Giants right-hander Brad Penny is pinning his hopes on the Cardinals’ dominant rotation taking care of business.
“That’s going to be a tough series for them, wherever it’s at,” Penny said.
There were some heated moments between the Giants and Rockies over the season series, which the Giants won 10-8. But there isn’t much smack talk between the clubs. That’s probably because neither team was expected to contend — especially the Rockies, whose 18-28 start led to the firing of manager Clint Hurdle on May 29 — and so the players on both sides respect what the other has achieved.

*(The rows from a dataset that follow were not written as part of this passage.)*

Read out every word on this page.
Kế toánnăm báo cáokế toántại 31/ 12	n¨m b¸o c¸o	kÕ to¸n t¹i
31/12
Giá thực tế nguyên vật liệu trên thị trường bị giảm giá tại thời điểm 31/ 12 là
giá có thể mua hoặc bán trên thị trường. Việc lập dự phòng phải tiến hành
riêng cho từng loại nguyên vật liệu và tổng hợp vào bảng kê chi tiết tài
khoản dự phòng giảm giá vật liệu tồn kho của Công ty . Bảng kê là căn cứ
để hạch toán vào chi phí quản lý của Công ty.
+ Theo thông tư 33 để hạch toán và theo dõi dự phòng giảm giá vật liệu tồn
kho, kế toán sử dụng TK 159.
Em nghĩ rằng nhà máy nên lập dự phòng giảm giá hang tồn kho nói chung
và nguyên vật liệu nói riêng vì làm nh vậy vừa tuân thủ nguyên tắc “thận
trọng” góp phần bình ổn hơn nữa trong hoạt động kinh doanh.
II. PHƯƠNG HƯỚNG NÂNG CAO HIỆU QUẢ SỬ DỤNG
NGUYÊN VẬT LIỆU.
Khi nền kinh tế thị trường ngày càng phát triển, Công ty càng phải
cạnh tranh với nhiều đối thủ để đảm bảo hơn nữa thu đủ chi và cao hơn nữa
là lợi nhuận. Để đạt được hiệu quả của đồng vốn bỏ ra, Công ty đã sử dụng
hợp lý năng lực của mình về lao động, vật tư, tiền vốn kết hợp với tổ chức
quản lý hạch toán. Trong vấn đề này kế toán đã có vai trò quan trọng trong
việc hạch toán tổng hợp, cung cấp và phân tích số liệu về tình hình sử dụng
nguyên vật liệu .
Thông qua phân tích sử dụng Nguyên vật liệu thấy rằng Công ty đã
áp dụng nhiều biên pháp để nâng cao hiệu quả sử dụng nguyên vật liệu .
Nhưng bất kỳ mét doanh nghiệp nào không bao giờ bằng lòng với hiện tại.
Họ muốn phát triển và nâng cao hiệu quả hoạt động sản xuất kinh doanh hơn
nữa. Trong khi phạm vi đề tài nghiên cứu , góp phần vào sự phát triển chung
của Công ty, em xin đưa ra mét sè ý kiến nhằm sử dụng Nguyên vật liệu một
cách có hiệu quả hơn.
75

But Torrealba isn’t afraid to deliver an honest opinion, and he ventured one that could get tacked up somewhere in the Giants’ clubhouse.
“I don’t want to take anything away from them, but I believe we’re a better team,” Torrealba said. “They’ve got great pitching. I respect that. You have to give them credit for that. But we’ve shown the last three months we can win — and in a lot of different ways.”
The Giants have pennant-race experience in Bengie Molina, Juan Uribe, Aaron Rowand, Edgar Renteria, Randy Johnson and a few others. But their best and brightest — Tim Lincecum, Matt Cain, Pablo Sandoval — are experiencing the pressure for the first time.
Sandoval has increased his already plump strike zone in recent weeks. He’s batting .211 with two RBI and no home runs in his past 16 games (15 starts), and in a big situation Wednesday, he struck out on an eye-level fastball.
“We’ll go down fighting to the last pitch, whether we’re in it or not,” Cain said. “I know this team is going to be that way.”
The Rockies might be less prone to getting out of their zone. They’ve been here before. Just two years ago, they pulled off one of baseball’s all-time September surges to win the wild card.
“The majority of that team is here,” Tulowitzki said. “I’m not saying those guys don’t, but we know what to expect. I’ve got a lot of confidence in this team after all we’ve gone through, with a manager being fired, all the come-from-behind wins.
“The best thing about our team is we don’t quit, and no matter what the score is, you don’t ever know what’s going to happen.”